Quand je regarde l'écran, l'écran me regarde.
Avec Marseille, Kad Merad signe une belle déclaration d’amour à la cité phocéenne et à ses habitants, maladroite mais surtout sincère. Tout sauf moqueur, le film commence comme une comédie hilarante avant de peu à peu changer de ton, et de devenir réellement émouvant. Une œuvre touchante.
Etant marseillais, vous pouvez être certains que si Kad Merad avait foiré son film, je n’aurais pas hésité à lui passer un savon (désolé, il fallait que je la fasse) ! Donc vous pouvez nous faire confiance lorsque l’on vous dit que Marseille est une réussite, aussi étonnant que cela puisse paraître compte-tenu de la forte ressemblance du projet avec le médiocre – quoique passablement divertissant - Bienvenue Chez Les Chtis. Les points communs avec l’immense succès de Dany Boon sont évidents, à commencer bien entendu par son acteur vedette ou par l’aspect communautaire d’un récit vantant les charmes d’une belle région. Ne vous fiez pas à son affiche copiée-collée (deux gars qui s’esclaffent de rire), car Marseille est en réalité plus que ce film « Herta » (le goût des choses simples, tout ça...) tant attendu.
Autant dire que si vous espérez voir une pantalonnade où les personnages passent leur temps à s’engatser à base de « Zou », « Tié fada ! » et autre « je crains dégun », vous risquez de déchanter aussi rapidement qu’une cigale au premier coup de vent. Car Kad Merad, en amoureux de la ville, entend bien nous faire comprendre que la cité phocéenne n’est ni ce que l’on veut bien nous montrer dans Plus Belle La Vie, ni un vivier à tocards pour télé-réalité. Toutefois le co-inventeur du Kamoulox est conscient de l’image que renvoie Marseille à ceux qui ne la connaissent pas, tout comme il est conscient de sa propre image aux yeux des spectateurs. Et il va jouer habilement avec les préjugés des uns et des autres afin de mieux les faire voler en éclat tout le long de son long-métrage, qui en surprendra, positivement, beaucoup.
Marseille commence ainsi comme une comédie classique, jouant sur l’opposition des cultures.
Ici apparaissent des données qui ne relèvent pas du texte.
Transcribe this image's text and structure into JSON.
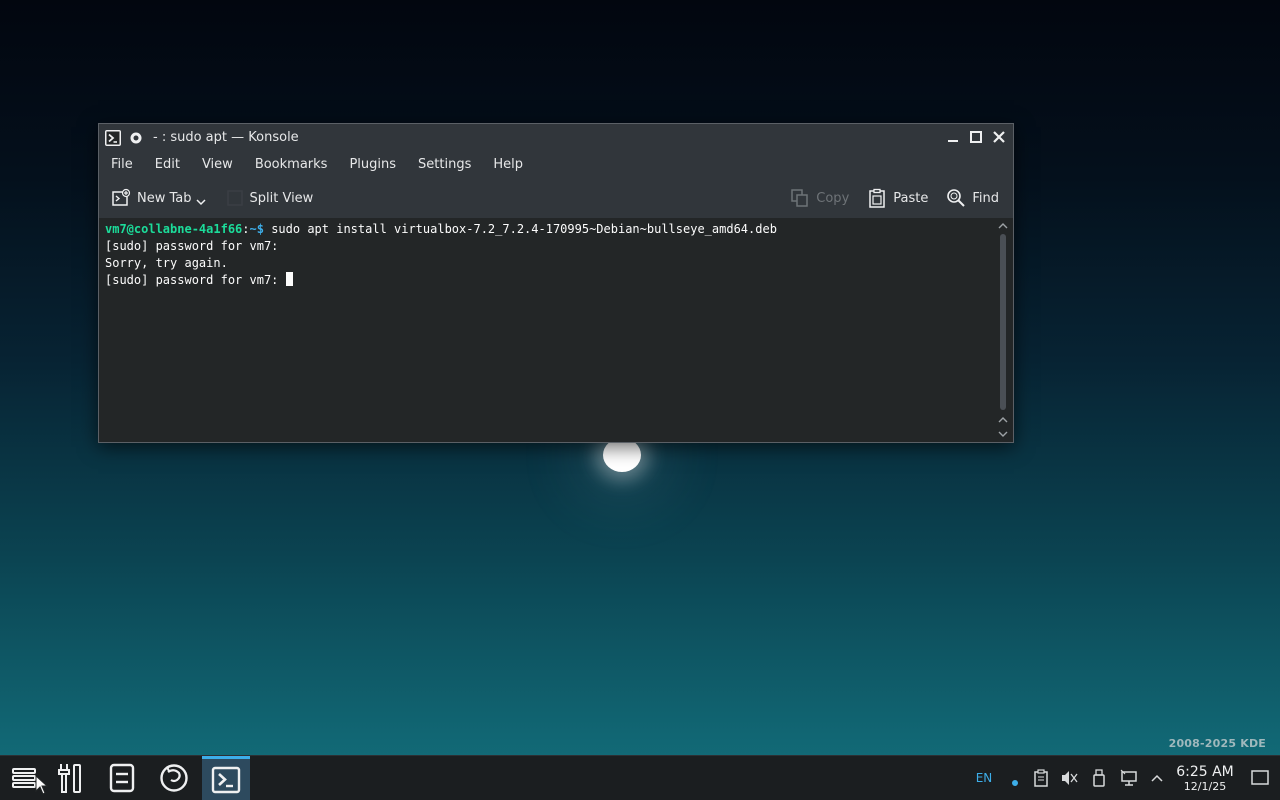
{
  "window": {
    "title": "- : sudo apt — Konsole",
    "menu": [
      "File",
      "Edit",
      "View",
      "Bookmarks",
      "Plugins",
      "Settings",
      "Help"
    ],
    "toolbar": {
      "new_tab": "New Tab",
      "split_view": "Split View",
      "copy": "Copy",
      "paste": "Paste",
      "find": "Find"
    },
    "terminal": {
      "prompt_user_host": "vm7@collabne-4a1f66",
      "prompt_sep": ":",
      "prompt_path": "~$",
      "command": " sudo apt install virtualbox-7.2_7.2.4-170995~Debian~bullseye_amd64.deb",
      "lines": [
        "[sudo] password for vm7:",
        "Sorry, try again.",
        "[sudo] password for vm7: "
      ]
    }
  },
  "desktop": {
    "watermark": "2008-2025 KDE"
  },
  "taskbar": {
    "tray": {
      "language": "EN",
      "time": "6:25 AM",
      "date": "12/1/25"
    }
  },
  "colors": {
    "accent": "#3daee9",
    "prompt_user": "#1cdc9a",
    "terminal_bg": "#232627"
  }
}
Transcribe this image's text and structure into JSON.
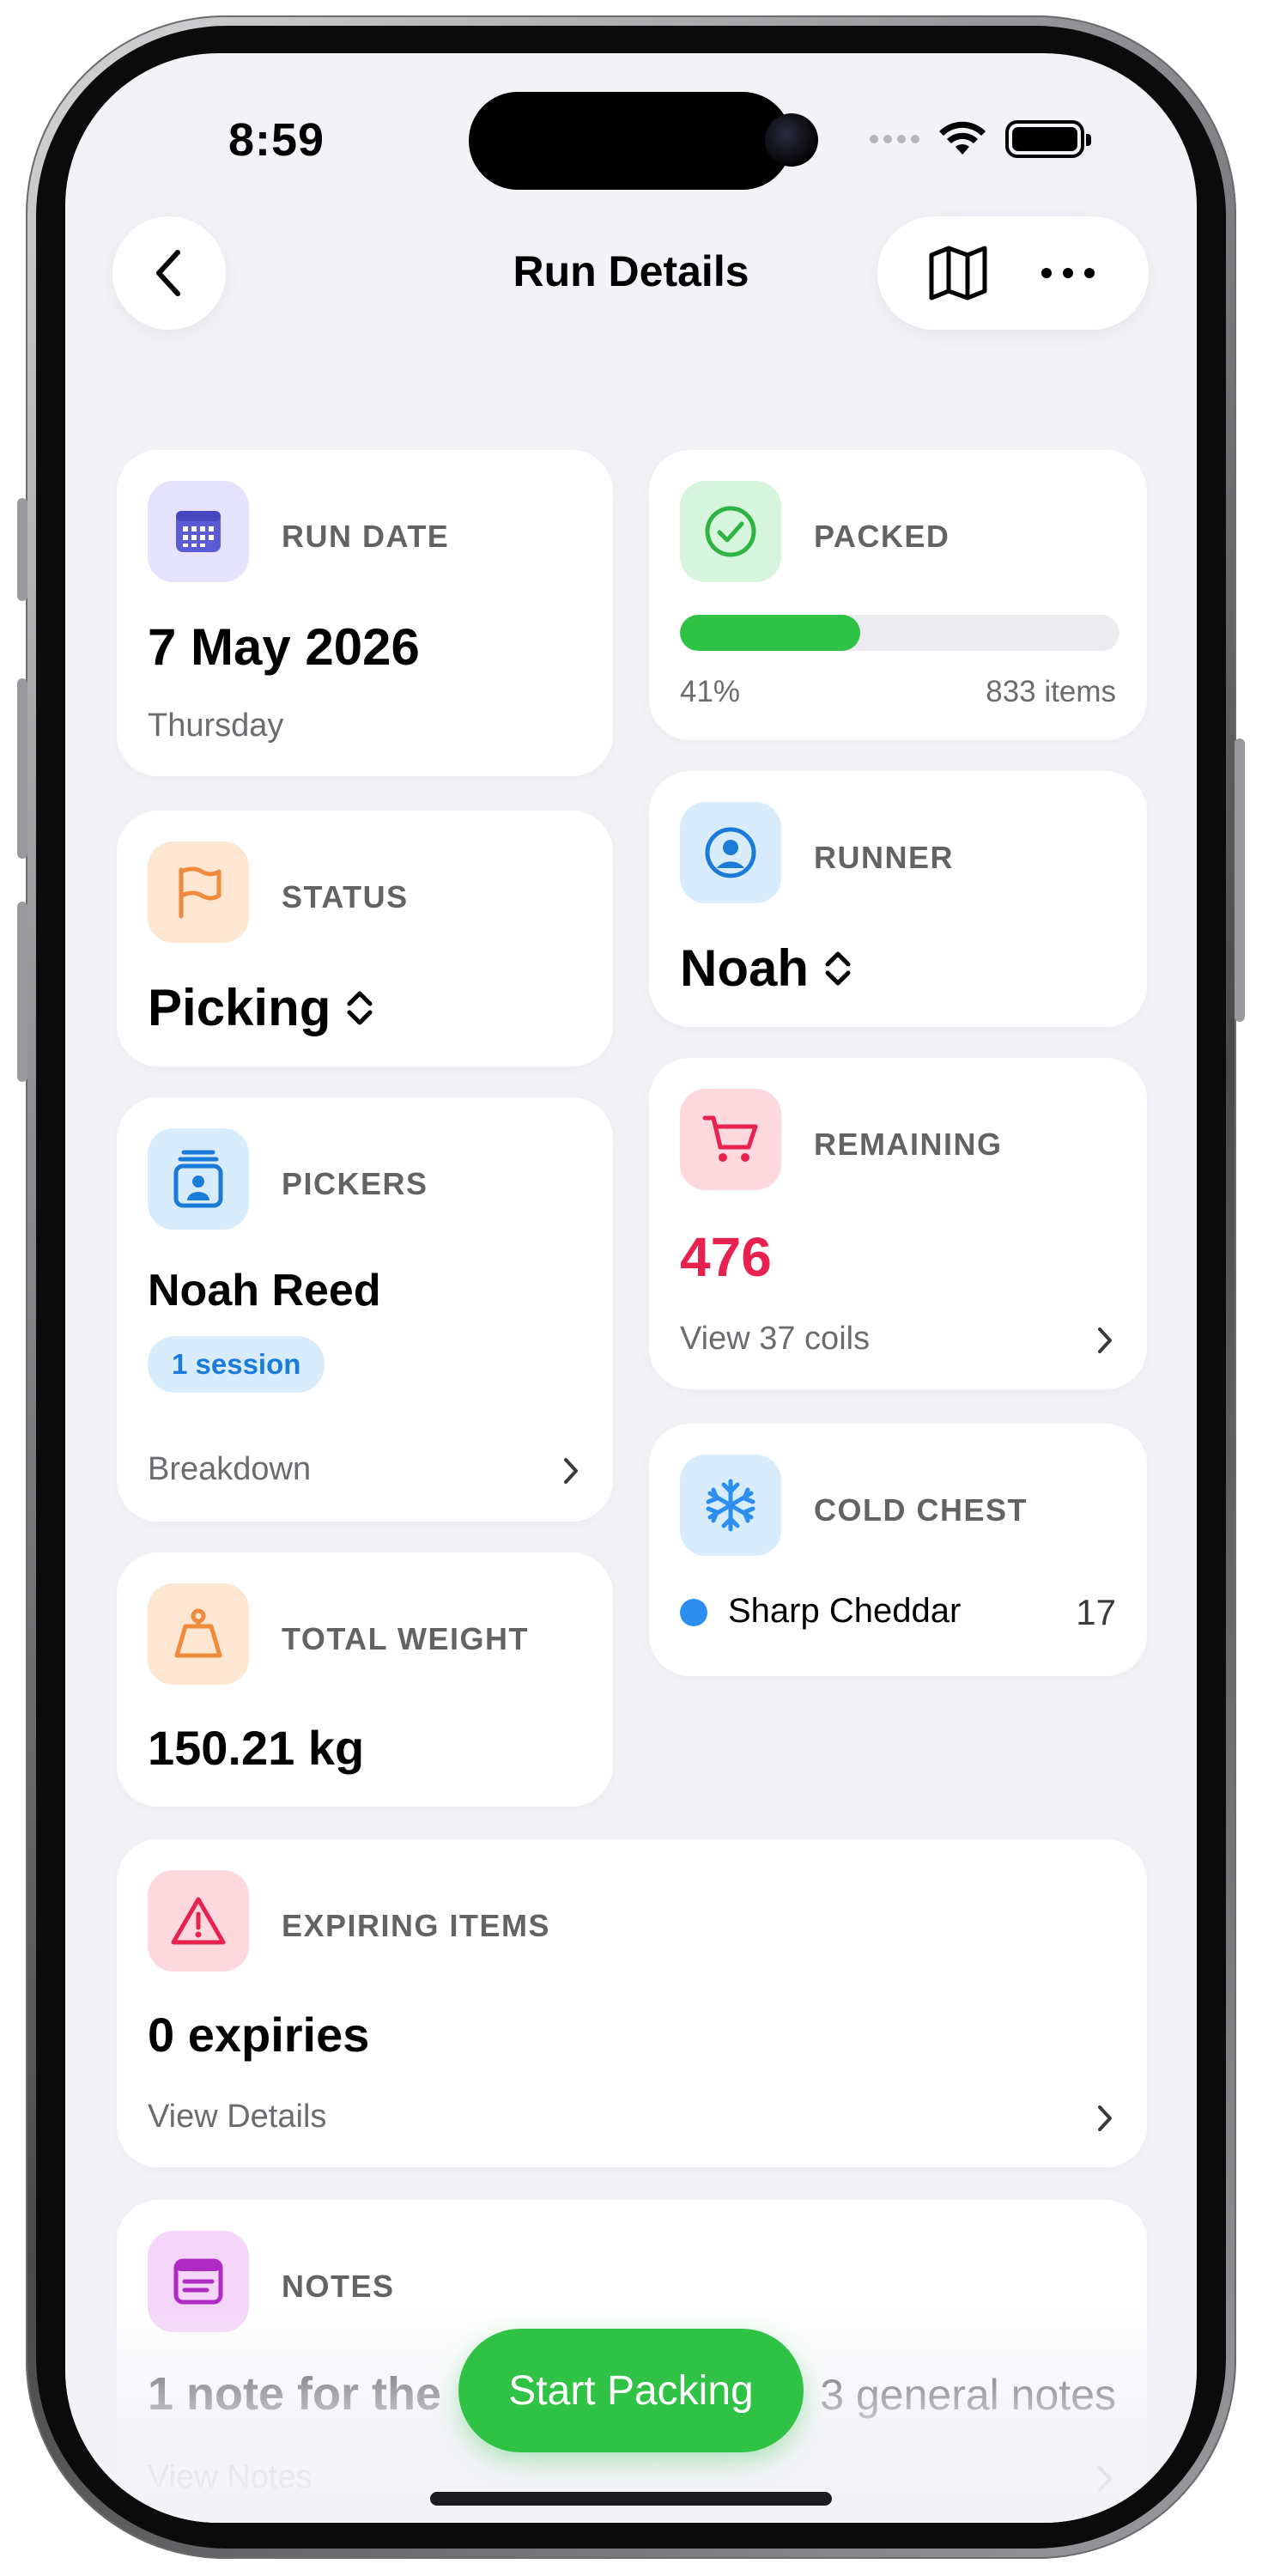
{
  "status_bar": {
    "time": "8:59"
  },
  "nav": {
    "title": "Run Details",
    "back_icon": "chevron-left-icon",
    "map_icon": "map-icon",
    "more_icon": "ellipsis-icon"
  },
  "cards": {
    "run_date": {
      "label": "RUN DATE",
      "value": "7 May 2026",
      "sub": "Thursday",
      "icon": "calendar-icon",
      "icon_color": "#5b5bd6",
      "icon_bg": "#e4e3fb"
    },
    "packed": {
      "label": "PACKED",
      "percent_text": "41%",
      "items_text": "833 items",
      "progress": 0.41,
      "icon": "checkmark-circle-icon",
      "icon_color": "#2fb344",
      "icon_bg": "#d7f4dc"
    },
    "status": {
      "label": "STATUS",
      "value": "Picking",
      "icon": "flag-icon",
      "icon_color": "#f08a3c",
      "icon_bg": "#fde6d2"
    },
    "runner": {
      "label": "RUNNER",
      "value": "Noah",
      "icon": "person-circle-icon",
      "icon_color": "#1b7bd8",
      "icon_bg": "#d8ecfb"
    },
    "pickers": {
      "label": "PICKERS",
      "value": "Noah Reed",
      "badge": "1 session",
      "sub": "Breakdown",
      "icon": "badge-person-icon",
      "icon_color": "#1b7bd8",
      "icon_bg": "#d8ecfb"
    },
    "remaining": {
      "label": "REMAINING",
      "value": "476",
      "value_color": "#e8224f",
      "sub": "View 37 coils",
      "icon": "cart-icon",
      "icon_color": "#e8224f",
      "icon_bg": "#fdd8df"
    },
    "cold_chest": {
      "label": "COLD CHEST",
      "item_name": "Sharp Cheddar",
      "item_count": "17",
      "icon": "snowflake-icon",
      "icon_color": "#2c8ff0",
      "icon_bg": "#d8ecfb"
    },
    "total_weight": {
      "label": "TOTAL WEIGHT",
      "value": "150.21 kg",
      "icon": "weight-icon",
      "icon_color": "#f08a3c",
      "icon_bg": "#fde6d2"
    },
    "expiring": {
      "label": "EXPIRING ITEMS",
      "value": "0 expiries",
      "sub": "View Details",
      "icon": "warning-triangle-icon",
      "icon_color": "#e8224f",
      "icon_bg": "#fdd8df"
    },
    "notes": {
      "label": "NOTES",
      "value_left": "1 note for the",
      "value_right": "3 general notes",
      "sub": "View Notes",
      "icon": "note-icon",
      "icon_color": "#b02ac4",
      "icon_bg": "#f4d6f8"
    }
  },
  "cta": {
    "label": "Start Packing",
    "color": "#2fc245"
  }
}
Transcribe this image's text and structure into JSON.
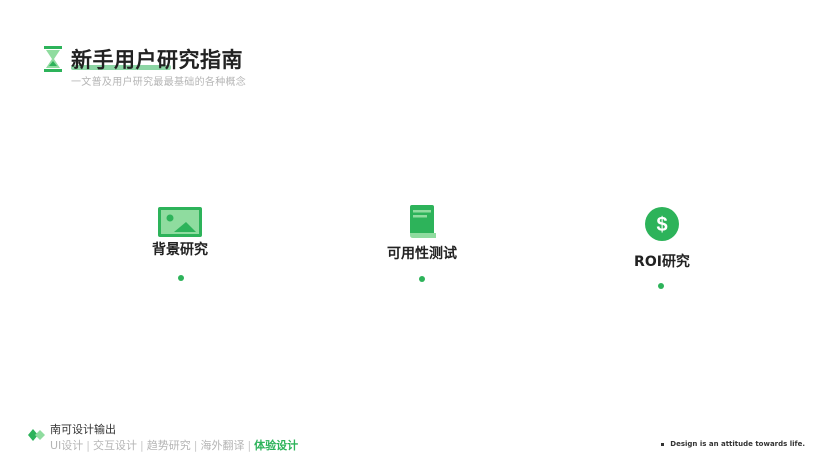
{
  "header": {
    "title": "新手用户研究指南",
    "subtitle": "一文普及用户研究最最基础的各种概念"
  },
  "items": [
    {
      "label": "背景研究",
      "icon": "image-icon"
    },
    {
      "label": "可用性测试",
      "icon": "book-icon"
    },
    {
      "label": "ROI研究",
      "icon": "dollar-icon"
    }
  ],
  "footer": {
    "brand": "南可设计输出",
    "nav": [
      "UI设计",
      "交互设计",
      "趋势研究",
      "海外翻译",
      "体验设计"
    ],
    "active_index": 4,
    "tagline": "Design is an attitude towards life."
  },
  "colors": {
    "accent": "#2db35a",
    "accent_light": "#8fdc9f"
  }
}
Le personnage de Kad Merad, un expatrié vivant au Canada, doit revenir aussi rapidement que possible à la demande de son frère (interprété par Patrick Bosso) dans sa ville natale, qu’il a quittée il y a 25 ans. Accompagné de son fils, qui n’a jamais mis les pieds en France, il va se heurter au choc des civilisations. Habitué au calme et à la sérénité de ses parties de pêches sur de grands lacs en pleine nature canadienne, il va se retrouver confronté à l’effervescence et à l’exubérance des autochtones sur le Vieux Port.
Gentiment caricatural, le réalisateur profite de son introduction pour y placer un maximum de clichés. Le tout, of course, avé l’accent ! Qu’il s’agisse de la voix du conducteur de TGV, de la rencontre entre les deux jeunes cousins (Brad Pitt dans Snatch, à côté, on le comprend de longue), ou bien encore de la scène déjà culte de l’excellent Eric Fraticelli (que les Corses et les Marseillais reconnaîtront, l’acteur étant l’un des membres du duo d’humoristes Tzek et Pido) racontant Gravity et expliquant en quoi le gras du figatelli ce n’est pas du vrai gras, tout est fait pour amplifier le décalage culturel, aussi absurde que drôle.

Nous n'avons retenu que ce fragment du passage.